Often, cancer patients turn to alternative medicine only as "a last act of desperation," said Raymond Obomsawin, a scientific advisor for the National Aboriginal Health Organization in Ontario. But he said he understands why some would refuse conventional medicine. "The issue is freedom of choice," he said. "People need to be given that freedom."

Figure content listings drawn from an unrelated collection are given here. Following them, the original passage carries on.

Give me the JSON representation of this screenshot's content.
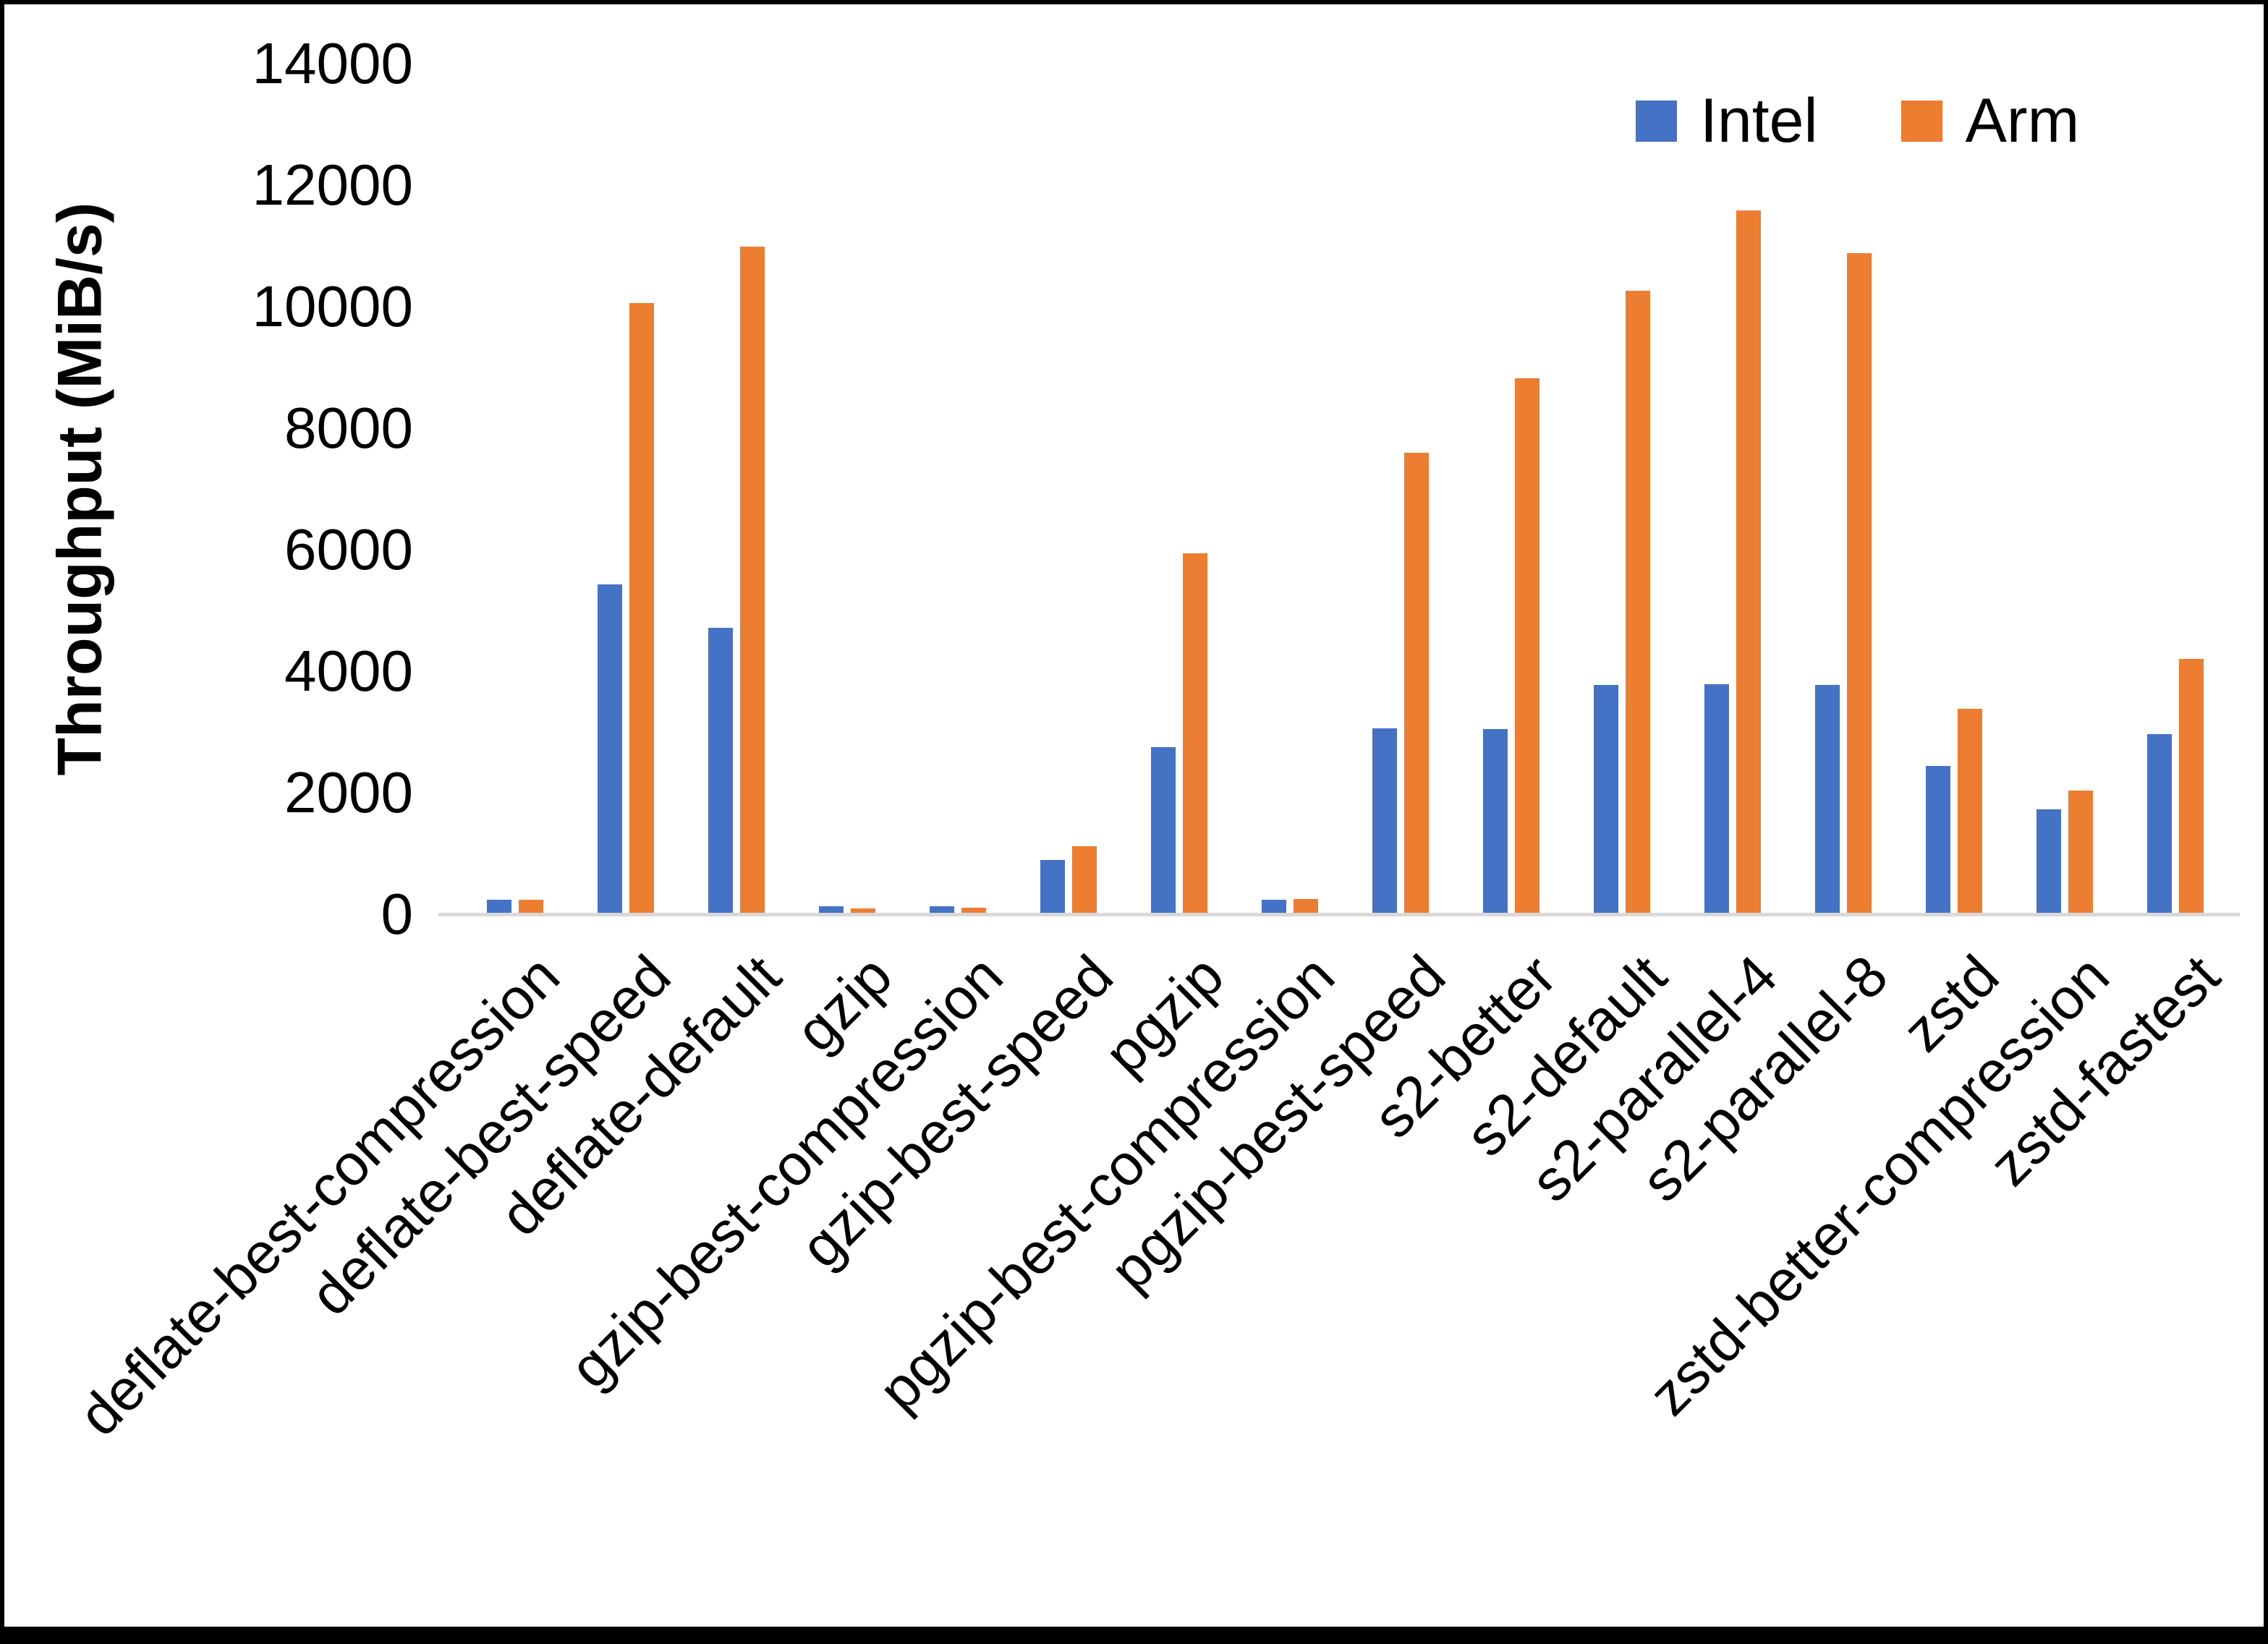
{
  "chart_data": {
    "type": "bar",
    "title": "",
    "ylabel": "Throughput (MiB/s)",
    "xlabel": "",
    "grid": false,
    "legend_position": "top-right",
    "ylim": [
      0,
      14000
    ],
    "ytick_interval": 2000,
    "yticks": [
      "0",
      "2000",
      "4000",
      "6000",
      "8000",
      "10000",
      "12000",
      "14000"
    ],
    "categories": [
      "deflate-best-compression",
      "deflate-best-speed",
      "deflate-default",
      "gzip",
      "gzip-best-compression",
      "gzip-best-speed",
      "pgzip",
      "pgzip-best-compression",
      "pgzip-best-speed",
      "s2-better",
      "s2-default",
      "s2-parallel-4",
      "s2-parallel-8",
      "zstd",
      "zstd-better-compression",
      "zstd-fastest"
    ],
    "series": [
      {
        "name": "Intel",
        "color": "#4472C4",
        "values": [
          240,
          5430,
          4715,
          130,
          130,
          890,
          2750,
          235,
          3060,
          3050,
          3775,
          3785,
          3775,
          2440,
          1725,
          2965
        ]
      },
      {
        "name": "Arm",
        "color": "#ED7D31",
        "values": [
          240,
          10060,
          10990,
          100,
          105,
          1120,
          5940,
          245,
          7600,
          8820,
          10260,
          11580,
          10880,
          3380,
          2035,
          4200
        ]
      }
    ],
    "colors": {
      "axis_line": "#D9D9D9",
      "text": "#000000",
      "background": "#FFFFFF",
      "frame": "#000000"
    }
  }
}
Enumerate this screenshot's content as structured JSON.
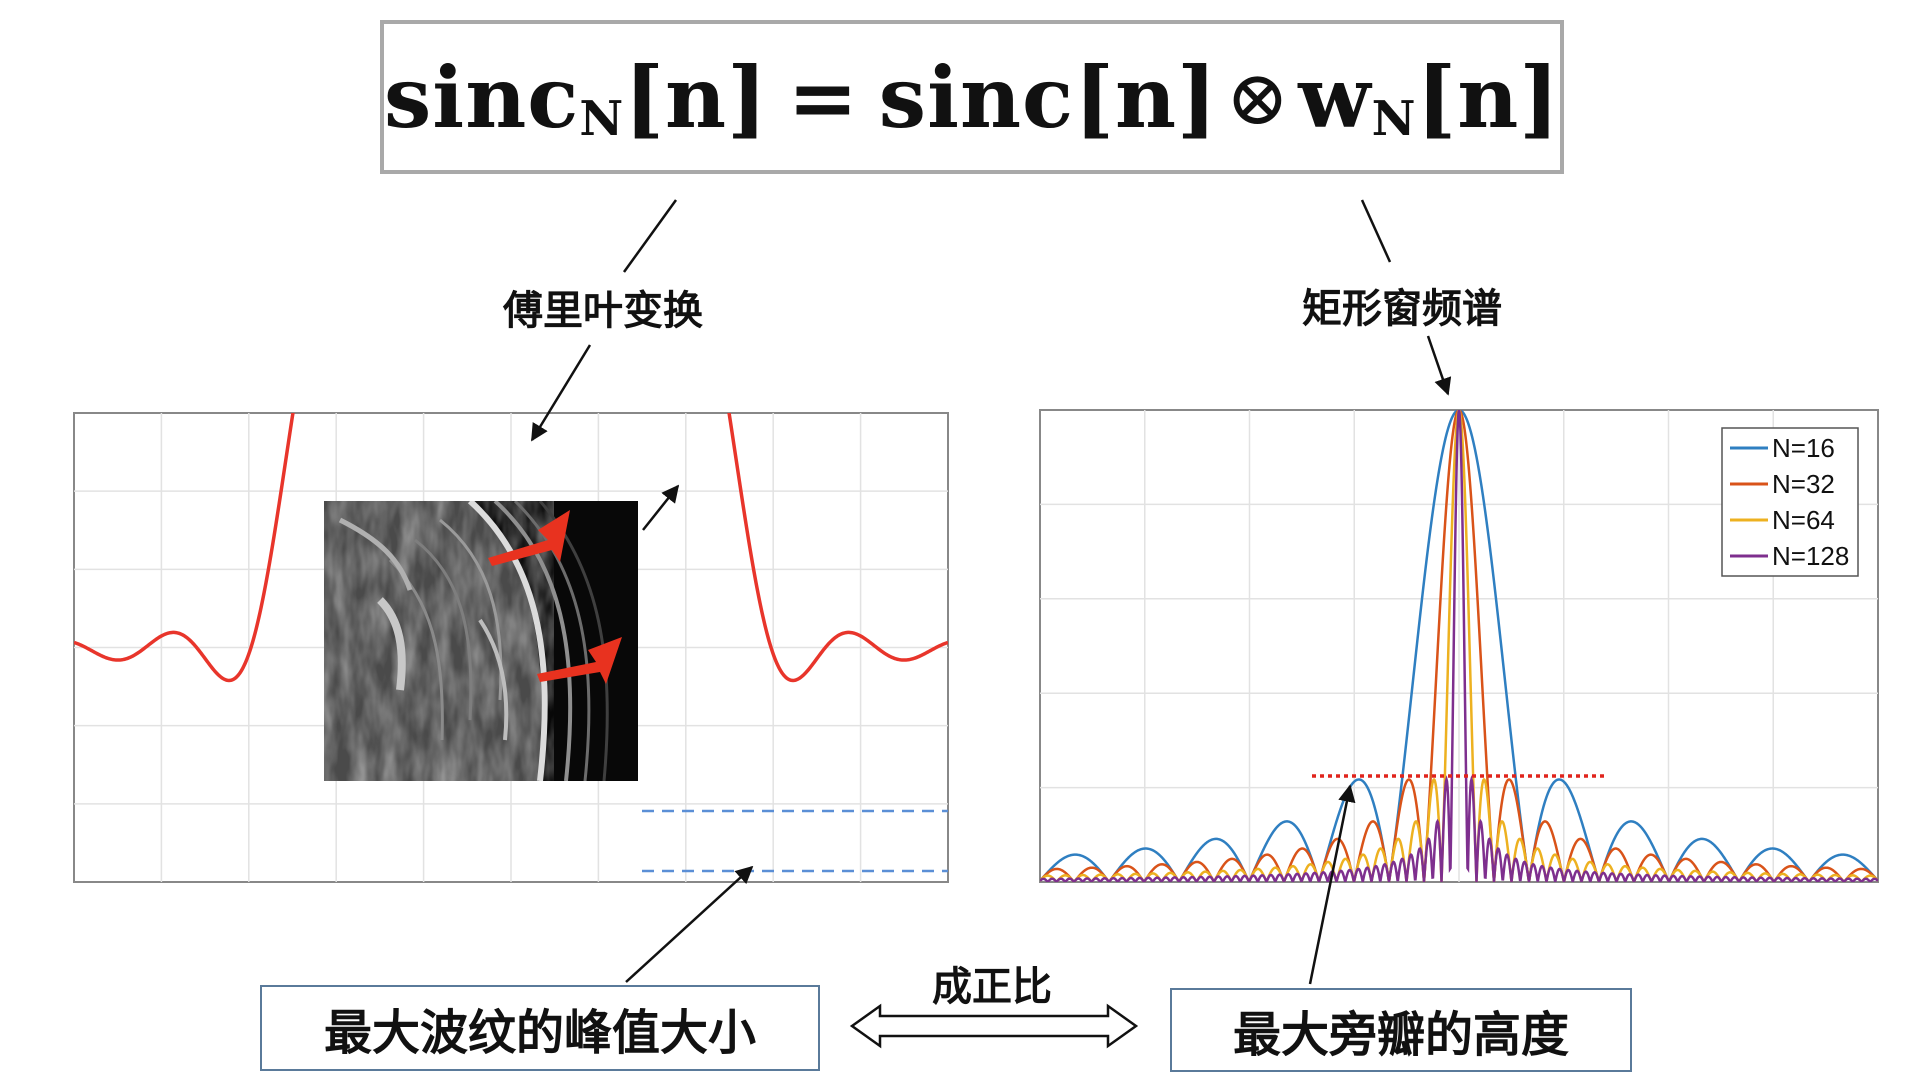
{
  "formula": {
    "lhs": "sinc",
    "lhs_sub": "N",
    "lhs_arg": "[n]",
    "equals": "=",
    "rhs1": "sinc[n]",
    "op": "⊗",
    "rhs2": "w",
    "rhs2_sub": "N",
    "rhs2_arg": "[n]"
  },
  "labels": {
    "fourier": "傅里叶变换",
    "rect_window": "矩形窗频谱",
    "proportional": "成正比",
    "max_ripple": "最大波纹的峰值大小",
    "max_sidelobe": "最大旁瓣的高度"
  },
  "colors": {
    "ripple_curve": "#e8352b",
    "blue_dashes": "#5b8fd6",
    "red_dots": "#e0241c",
    "N16": "#2f7fc1",
    "N32": "#d95319",
    "N64": "#edb120",
    "N128": "#7e2f8e",
    "arrow_red": "#e8321f"
  },
  "chart_data": [
    {
      "type": "line",
      "title": "",
      "xlabel": "",
      "ylabel": "",
      "grid": true,
      "series": [
        {
          "kind": "truncated-sinc-rect-response (Gibbs ringing)"
        }
      ]
    },
    {
      "type": "line",
      "title": "",
      "xlabel": "",
      "ylabel": "",
      "grid": true,
      "legend_position": "top-right",
      "series": [
        {
          "name": "N=16",
          "N": 16
        },
        {
          "name": "N=32",
          "N": 32
        },
        {
          "name": "N=64",
          "N": 64
        },
        {
          "name": "N=128",
          "N": 128
        }
      ]
    }
  ]
}
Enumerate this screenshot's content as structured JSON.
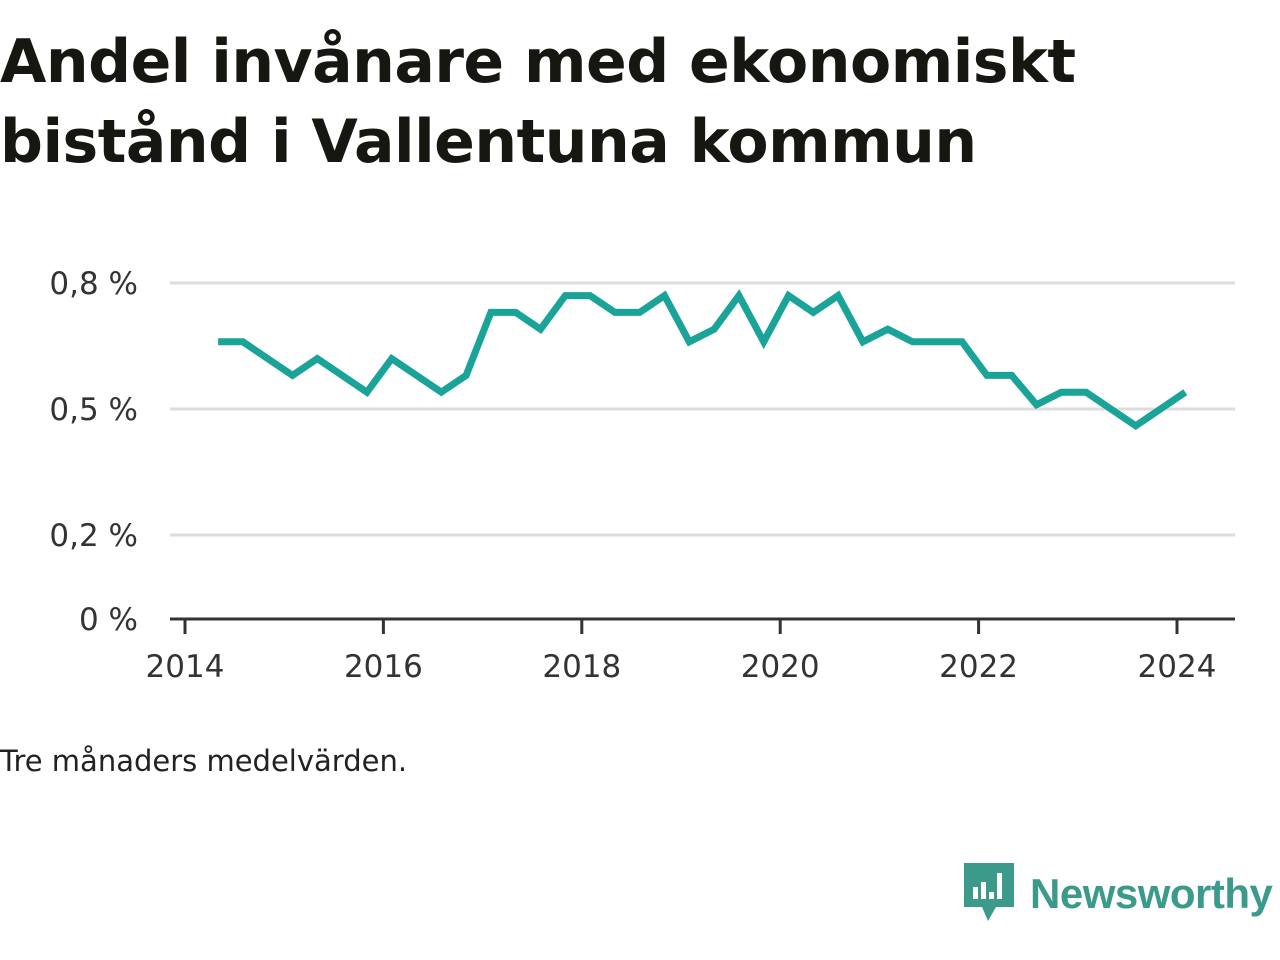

At the conference, several natural-health practitioners said they would respect such a decision, but they don't see it as an either-or proposition. "I think it's quite simple," said Dr. Rhoda Lee, of Birmingham, England. "You look at what your best options are. That does not exclude anything."
David Brule, a natural health practitioner from Toronto, said he knows of alternative treatments for cancer, but if it were his child, "I would still go the conventional route," he said. Typically, he said, he uses holistic methods to treat the side effects of chemotherapy, not the cancer itself.
Todd Ferguson, a naturopathic doctor in Moorhead, Minn., says natural therapies, such as dietary supplements, can help cancer patients cope with chemotherapy and radiation. "Those treatments are very hard on people, and they get very run down," he said. "We're helping them ... make life more livable."
The Hausers' decision to refuse treatment is rare, but not unheard of, Bowers said. Their story reminded her of a patient she had in 1979 -- also a teenage boy with Hodgkin's lymphoma. His parents decided to forgo chemotherapy and take him to Mexico for vitamins and other alternative treatments. They spent tens of thousands of dollars, but after a year-and-a-half, he died under Bowers' care.
"It was so sad," she said. "He was potentially curable when he was first seen. But they were afraid of the chemotherapy and the side effects."